WTCQ
- Vidalia, Georgia; United States;
- Frequency: 97.7 MHz
- Branding: Your Favorite 98Q

Programming
- Format: Classic hits
- Affiliations: Westwood One, Jones Radio Network

Ownership
- Owner: Dennis Jones; (RadioJones, LLC);
- Sister stations: WVOP; WYUM;

History
- First air date: March 5, 1969; 57 years ago

Technical information
- Licensing authority: FCC
- Facility ID: 70117
- Class: A
- ERP: 4,300 watts
- HAAT: 118 meters
- Transmitter coordinates: 32°13′12.00″N 82°26′7.00″W﻿ / ﻿32.2200000°N 82.4352778°W

Links
- Public license information: Public file; LMS;
- Webcast: Listen live
- Website: southeastgeorgiatoday.com

= WTCQ =

WTCQ (97.7 FM, "98Q") is a radio station broadcasting a classic hits format.

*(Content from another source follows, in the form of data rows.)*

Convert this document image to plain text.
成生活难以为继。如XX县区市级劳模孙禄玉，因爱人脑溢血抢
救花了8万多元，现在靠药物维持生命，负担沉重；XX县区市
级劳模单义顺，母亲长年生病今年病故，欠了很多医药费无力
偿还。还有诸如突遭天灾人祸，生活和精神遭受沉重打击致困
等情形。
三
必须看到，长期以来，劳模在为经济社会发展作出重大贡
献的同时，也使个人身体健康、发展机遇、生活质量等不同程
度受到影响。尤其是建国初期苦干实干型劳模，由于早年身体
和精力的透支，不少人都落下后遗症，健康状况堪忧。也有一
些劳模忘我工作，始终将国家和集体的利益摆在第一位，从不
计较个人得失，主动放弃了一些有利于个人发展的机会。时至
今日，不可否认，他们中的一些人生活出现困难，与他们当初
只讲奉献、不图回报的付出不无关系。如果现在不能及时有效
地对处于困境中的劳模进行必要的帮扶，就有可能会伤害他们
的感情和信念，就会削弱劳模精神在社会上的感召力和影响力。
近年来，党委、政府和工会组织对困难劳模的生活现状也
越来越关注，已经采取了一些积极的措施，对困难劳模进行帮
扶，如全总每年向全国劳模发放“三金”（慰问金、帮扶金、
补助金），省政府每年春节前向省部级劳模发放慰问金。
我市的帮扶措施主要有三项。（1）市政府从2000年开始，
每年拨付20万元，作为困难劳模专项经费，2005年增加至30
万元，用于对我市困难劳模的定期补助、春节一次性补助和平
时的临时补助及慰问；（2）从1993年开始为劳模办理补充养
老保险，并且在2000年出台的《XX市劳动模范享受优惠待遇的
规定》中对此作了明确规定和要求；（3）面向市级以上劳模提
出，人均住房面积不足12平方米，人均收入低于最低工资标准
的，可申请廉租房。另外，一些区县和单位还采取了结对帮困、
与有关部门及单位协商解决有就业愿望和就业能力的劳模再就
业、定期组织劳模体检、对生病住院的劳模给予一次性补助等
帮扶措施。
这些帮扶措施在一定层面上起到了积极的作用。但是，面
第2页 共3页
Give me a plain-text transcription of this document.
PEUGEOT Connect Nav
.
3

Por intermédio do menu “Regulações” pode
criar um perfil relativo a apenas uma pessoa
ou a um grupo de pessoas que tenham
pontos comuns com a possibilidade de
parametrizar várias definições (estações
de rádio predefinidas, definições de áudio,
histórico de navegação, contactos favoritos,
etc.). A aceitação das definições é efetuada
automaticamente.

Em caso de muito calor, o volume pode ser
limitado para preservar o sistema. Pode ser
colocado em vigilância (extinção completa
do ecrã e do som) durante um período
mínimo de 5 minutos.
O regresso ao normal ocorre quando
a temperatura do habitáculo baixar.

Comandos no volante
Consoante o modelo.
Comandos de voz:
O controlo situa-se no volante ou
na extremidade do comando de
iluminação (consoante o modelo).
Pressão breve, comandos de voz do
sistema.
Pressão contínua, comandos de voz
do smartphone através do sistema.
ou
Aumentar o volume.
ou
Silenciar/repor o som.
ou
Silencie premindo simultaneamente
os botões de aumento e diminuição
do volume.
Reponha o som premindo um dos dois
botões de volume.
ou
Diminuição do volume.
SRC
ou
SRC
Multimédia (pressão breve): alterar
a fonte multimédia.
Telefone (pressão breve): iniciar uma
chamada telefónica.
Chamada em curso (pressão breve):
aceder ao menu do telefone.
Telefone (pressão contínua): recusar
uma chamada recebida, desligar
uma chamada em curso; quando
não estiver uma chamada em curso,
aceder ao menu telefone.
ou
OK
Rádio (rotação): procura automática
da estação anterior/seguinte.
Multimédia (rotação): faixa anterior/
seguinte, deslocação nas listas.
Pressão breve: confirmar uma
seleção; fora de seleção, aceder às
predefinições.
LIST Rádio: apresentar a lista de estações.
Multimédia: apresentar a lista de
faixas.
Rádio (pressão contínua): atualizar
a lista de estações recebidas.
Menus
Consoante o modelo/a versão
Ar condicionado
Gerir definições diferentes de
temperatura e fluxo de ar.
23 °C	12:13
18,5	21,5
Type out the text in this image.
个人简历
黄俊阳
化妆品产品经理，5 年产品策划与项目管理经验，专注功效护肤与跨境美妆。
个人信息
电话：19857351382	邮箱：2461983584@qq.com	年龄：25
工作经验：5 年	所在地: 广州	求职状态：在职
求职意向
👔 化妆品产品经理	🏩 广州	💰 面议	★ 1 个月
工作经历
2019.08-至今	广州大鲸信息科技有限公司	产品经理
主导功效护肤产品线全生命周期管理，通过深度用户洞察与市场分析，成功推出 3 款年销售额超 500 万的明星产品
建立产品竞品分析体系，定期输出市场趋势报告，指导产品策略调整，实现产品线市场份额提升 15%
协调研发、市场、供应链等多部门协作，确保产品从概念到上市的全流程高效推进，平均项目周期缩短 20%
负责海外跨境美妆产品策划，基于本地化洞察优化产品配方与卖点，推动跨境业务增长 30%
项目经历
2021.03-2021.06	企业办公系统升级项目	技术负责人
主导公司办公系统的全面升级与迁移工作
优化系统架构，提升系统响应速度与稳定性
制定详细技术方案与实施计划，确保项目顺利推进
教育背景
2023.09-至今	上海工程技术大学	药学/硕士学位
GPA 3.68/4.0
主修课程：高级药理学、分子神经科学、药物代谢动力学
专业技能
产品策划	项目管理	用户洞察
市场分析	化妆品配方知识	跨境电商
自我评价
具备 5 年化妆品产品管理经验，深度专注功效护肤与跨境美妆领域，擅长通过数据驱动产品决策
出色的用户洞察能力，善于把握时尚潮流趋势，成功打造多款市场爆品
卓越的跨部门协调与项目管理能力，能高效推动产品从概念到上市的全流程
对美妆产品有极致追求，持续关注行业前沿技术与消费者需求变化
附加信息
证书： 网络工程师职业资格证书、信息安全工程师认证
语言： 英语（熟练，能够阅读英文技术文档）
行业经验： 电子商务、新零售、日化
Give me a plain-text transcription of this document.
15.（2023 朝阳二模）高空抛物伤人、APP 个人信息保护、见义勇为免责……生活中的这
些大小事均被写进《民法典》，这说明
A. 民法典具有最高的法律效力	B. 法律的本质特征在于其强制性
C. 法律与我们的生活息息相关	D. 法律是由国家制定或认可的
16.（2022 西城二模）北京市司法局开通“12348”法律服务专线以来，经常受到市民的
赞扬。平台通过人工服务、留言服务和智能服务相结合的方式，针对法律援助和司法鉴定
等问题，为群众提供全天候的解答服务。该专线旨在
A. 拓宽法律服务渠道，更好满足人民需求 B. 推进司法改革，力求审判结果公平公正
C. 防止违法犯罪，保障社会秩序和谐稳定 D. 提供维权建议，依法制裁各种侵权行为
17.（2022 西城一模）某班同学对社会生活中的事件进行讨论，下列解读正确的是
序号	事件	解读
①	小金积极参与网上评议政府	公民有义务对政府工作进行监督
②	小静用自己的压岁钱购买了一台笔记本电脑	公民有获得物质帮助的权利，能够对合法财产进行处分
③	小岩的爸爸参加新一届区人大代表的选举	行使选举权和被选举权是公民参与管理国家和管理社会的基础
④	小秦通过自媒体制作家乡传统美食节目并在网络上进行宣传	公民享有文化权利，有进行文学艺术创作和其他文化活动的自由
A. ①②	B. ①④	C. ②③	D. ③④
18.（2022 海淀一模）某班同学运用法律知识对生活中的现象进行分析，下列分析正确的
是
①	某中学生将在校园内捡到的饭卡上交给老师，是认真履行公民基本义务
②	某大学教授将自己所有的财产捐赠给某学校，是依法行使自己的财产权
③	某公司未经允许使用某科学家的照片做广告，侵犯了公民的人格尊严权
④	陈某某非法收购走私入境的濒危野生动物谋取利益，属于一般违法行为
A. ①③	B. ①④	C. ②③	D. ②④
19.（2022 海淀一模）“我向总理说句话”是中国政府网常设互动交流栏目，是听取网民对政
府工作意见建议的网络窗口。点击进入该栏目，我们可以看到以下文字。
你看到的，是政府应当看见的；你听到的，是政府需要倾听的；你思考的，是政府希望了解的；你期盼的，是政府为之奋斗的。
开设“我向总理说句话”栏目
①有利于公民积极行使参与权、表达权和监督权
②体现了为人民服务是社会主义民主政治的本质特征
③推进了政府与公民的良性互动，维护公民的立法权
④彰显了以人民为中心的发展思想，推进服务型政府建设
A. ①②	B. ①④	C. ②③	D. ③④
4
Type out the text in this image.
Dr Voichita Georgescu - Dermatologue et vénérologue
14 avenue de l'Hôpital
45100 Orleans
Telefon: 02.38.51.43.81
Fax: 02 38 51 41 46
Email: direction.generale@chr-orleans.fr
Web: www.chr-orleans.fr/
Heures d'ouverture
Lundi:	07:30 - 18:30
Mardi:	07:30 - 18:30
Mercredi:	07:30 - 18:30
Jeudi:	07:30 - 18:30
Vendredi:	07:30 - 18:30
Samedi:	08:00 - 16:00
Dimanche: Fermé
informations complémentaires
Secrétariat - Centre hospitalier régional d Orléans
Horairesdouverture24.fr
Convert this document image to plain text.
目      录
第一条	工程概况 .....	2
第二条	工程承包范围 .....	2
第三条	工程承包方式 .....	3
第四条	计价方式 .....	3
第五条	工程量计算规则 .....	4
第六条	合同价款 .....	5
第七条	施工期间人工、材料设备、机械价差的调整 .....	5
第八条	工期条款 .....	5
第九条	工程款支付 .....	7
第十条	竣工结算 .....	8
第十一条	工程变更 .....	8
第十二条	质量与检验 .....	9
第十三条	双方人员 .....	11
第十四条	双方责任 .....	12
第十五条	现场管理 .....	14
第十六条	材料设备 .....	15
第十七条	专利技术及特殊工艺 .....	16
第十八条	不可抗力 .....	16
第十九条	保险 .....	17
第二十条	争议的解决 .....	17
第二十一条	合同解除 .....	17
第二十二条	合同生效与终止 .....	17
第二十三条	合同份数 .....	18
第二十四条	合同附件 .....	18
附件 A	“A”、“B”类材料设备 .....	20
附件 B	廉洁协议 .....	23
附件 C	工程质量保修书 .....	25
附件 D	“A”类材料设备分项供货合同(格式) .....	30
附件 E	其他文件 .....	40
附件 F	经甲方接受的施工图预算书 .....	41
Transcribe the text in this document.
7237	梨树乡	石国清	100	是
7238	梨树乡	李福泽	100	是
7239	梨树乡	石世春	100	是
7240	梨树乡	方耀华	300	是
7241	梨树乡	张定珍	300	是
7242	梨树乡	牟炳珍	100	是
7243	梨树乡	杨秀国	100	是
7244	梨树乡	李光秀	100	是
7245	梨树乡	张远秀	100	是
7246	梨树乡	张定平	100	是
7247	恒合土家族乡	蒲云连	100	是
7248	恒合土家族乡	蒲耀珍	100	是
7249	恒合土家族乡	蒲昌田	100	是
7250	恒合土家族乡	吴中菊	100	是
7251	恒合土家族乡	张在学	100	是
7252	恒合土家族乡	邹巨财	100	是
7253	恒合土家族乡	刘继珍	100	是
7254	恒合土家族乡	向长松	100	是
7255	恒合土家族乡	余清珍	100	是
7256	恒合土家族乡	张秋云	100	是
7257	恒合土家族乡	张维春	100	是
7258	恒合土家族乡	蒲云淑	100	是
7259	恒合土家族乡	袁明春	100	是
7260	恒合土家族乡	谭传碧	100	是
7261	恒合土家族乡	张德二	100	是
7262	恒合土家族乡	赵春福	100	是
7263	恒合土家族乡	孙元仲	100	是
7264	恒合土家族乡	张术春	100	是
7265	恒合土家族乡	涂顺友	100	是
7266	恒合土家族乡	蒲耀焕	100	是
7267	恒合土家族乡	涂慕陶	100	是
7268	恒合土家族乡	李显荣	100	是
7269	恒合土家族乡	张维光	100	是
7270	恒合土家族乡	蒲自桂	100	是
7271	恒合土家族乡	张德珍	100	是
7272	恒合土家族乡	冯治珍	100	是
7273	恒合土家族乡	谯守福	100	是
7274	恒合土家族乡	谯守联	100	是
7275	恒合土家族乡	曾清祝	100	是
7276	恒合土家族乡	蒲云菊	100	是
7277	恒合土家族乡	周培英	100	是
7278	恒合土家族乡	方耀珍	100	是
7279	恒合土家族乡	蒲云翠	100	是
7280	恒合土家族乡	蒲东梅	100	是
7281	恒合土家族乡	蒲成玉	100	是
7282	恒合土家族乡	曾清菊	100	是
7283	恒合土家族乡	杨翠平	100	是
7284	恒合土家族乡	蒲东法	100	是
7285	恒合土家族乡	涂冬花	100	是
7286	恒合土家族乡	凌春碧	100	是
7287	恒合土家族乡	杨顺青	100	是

It is licensed to Vidalia, Georgia, United States. The station is currently owned by Dennis Jones, through licensee RadioJones, LLC, and features programming from Westwood One and Jones Radio Network.

Former logo

==History==
The station signed on the air on March 5, 1969. The station was first owned locally by the Vidalia Broadcasting Company. Throughout the 1980s and early 1990s, it was under an adult contemporary format.